Creating a brand identity can be tough if you don't know where to start. Here's a list of key factors to consider when approaching branding projects.

As we’ve had a bit of a brand refresh ourselves this past month, we’ve compiled a list of key factors to consider when approaching branding projects. All in the name of maximising the impact that the brand identity has!

1. Less Is More

Often, the simpler the logo, the more recognisable it becomes. Minimalism, as a general rule, eliminates distraction and aids recognition, and when a design is more complicated, the message can’t be conveyed as quickly. 2019 has shown a huge trend in producing a more minimalist logotype, an example of which is Volkswagen.
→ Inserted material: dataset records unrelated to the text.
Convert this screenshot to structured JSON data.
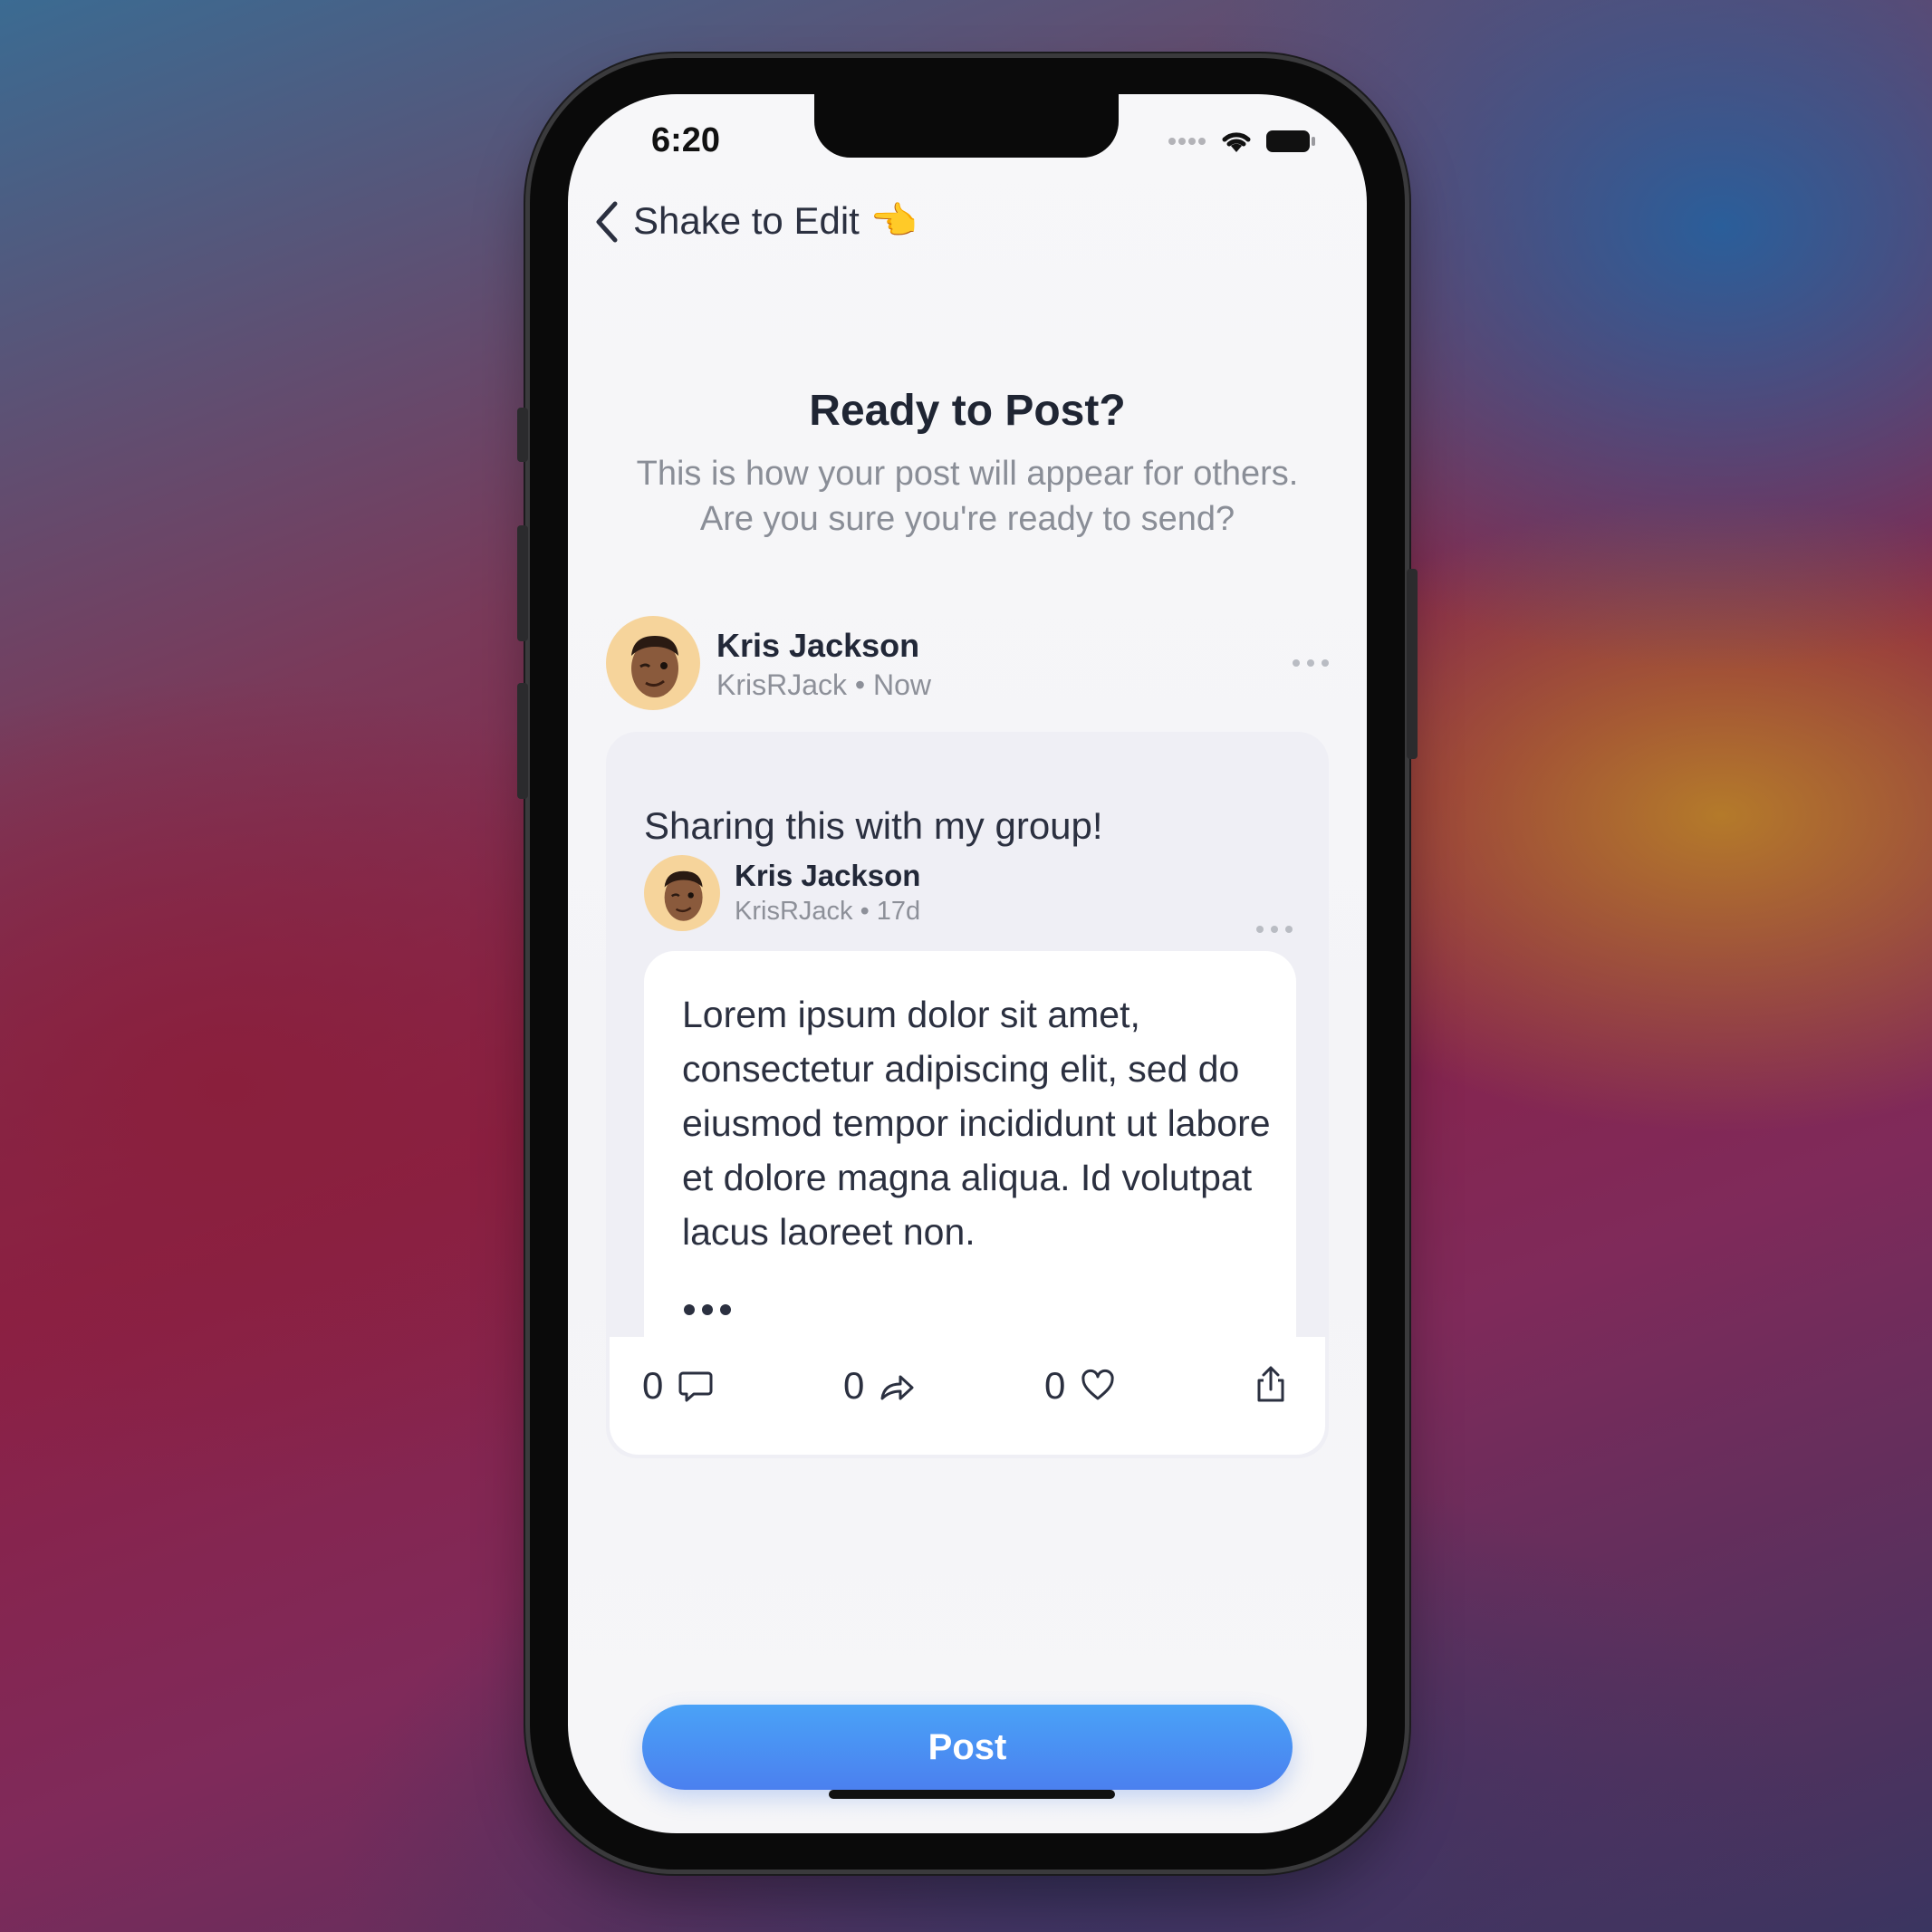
{
  "status": {
    "time": "6:20"
  },
  "nav": {
    "back_label": "Shake to Edit 👈"
  },
  "header": {
    "title": "Ready to Post?",
    "subtitle_line1": "This is how your post will appear for others.",
    "subtitle_line2": "Are you sure you're ready to send?"
  },
  "post": {
    "author_name": "Kris Jackson",
    "author_meta": "KrisRJack • Now",
    "text": "Sharing this with my group!",
    "shared": {
      "author_name": "Kris Jackson",
      "author_meta": "KrisRJack • 17d",
      "body": "Lorem ipsum dolor sit amet, consectetur adipiscing elit, sed do eiusmod tempor incididunt ut labore et dolore magna aliqua. Id volutpat lacus laoreet non."
    },
    "actions": {
      "comments": "0",
      "reposts": "0",
      "likes": "0"
    }
  },
  "post_button": {
    "label": "Post"
  },
  "colors": {
    "accent": "#4b8ef2",
    "avatar_bg": "#f6d49b",
    "card_bg": "#efeff5",
    "text_dark": "#2b3040",
    "text_muted": "#8a8e97"
  },
  "icons": [
    "chevron-left-icon",
    "wifi-icon",
    "battery-icon",
    "signal-dots-icon",
    "more-dots-icon",
    "comment-icon",
    "repost-icon",
    "heart-icon",
    "share-icon",
    "avatar-memoji"
  ]
}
The company has recently replaced its chrome-effect three-dimensional logo for a flat “digital-first” visual identity to mark the start of a new era, which has been kickstarted with a line of fully electric cars.

2. The Bigger Picture

It’s essential to remember that a logo isn’t the sole representation of a brand identity. A logo is just one piece in an often vast toolkit. So it’s rare to see a logo in isolation on its own without the context of a website, business card, or other application. The logo needs to work across various platforms, across both digital and print, and should be equally effective scaled up and down in various sizes. In the terms of design, the bigger picture is every potential item on which the logo may appear.

3. Begin in black and white

When creating an identity, it’s essential to start in black and white. It’s very possible to have a logo design that works well in full colour as well as single colour, providing a modified version is created and used in these scenarios. Although we live in a digital age, there are still a high number of uses where a business may need to resort to a black and white (or single colour) version of its logo. Leaving colour until near the end of the design process helps focus attention on the basics of the idea rather than something that’s much easier to change.

4. Consider geometry

Geometric elements have long been a factor in creating a logotype but it’s not just a case of adding a shape to a design, geometry can be considered in the typography style of a logotype. The purpose of a logo is to communicate the brand in the simplest but most comprehensive way possible. Basic shapes communicate fundamental qualities of the organisation in the most immediate way, and they are used prominently in design.

5. Always lay the groundwork

The most interesting aspect of a brand identity project is that it is different every time. Each client is different, and even in the same industry, people do their jobs in many different ways. To help ensure an effective identity is created, a designer needs to ask the client the right questions from the outset. This is a process that we undertake on every branding project here at Vida. With our discovery workshop we cover your brand, values and goals so that we can create a strategy to bring you closer to your ultimate vision.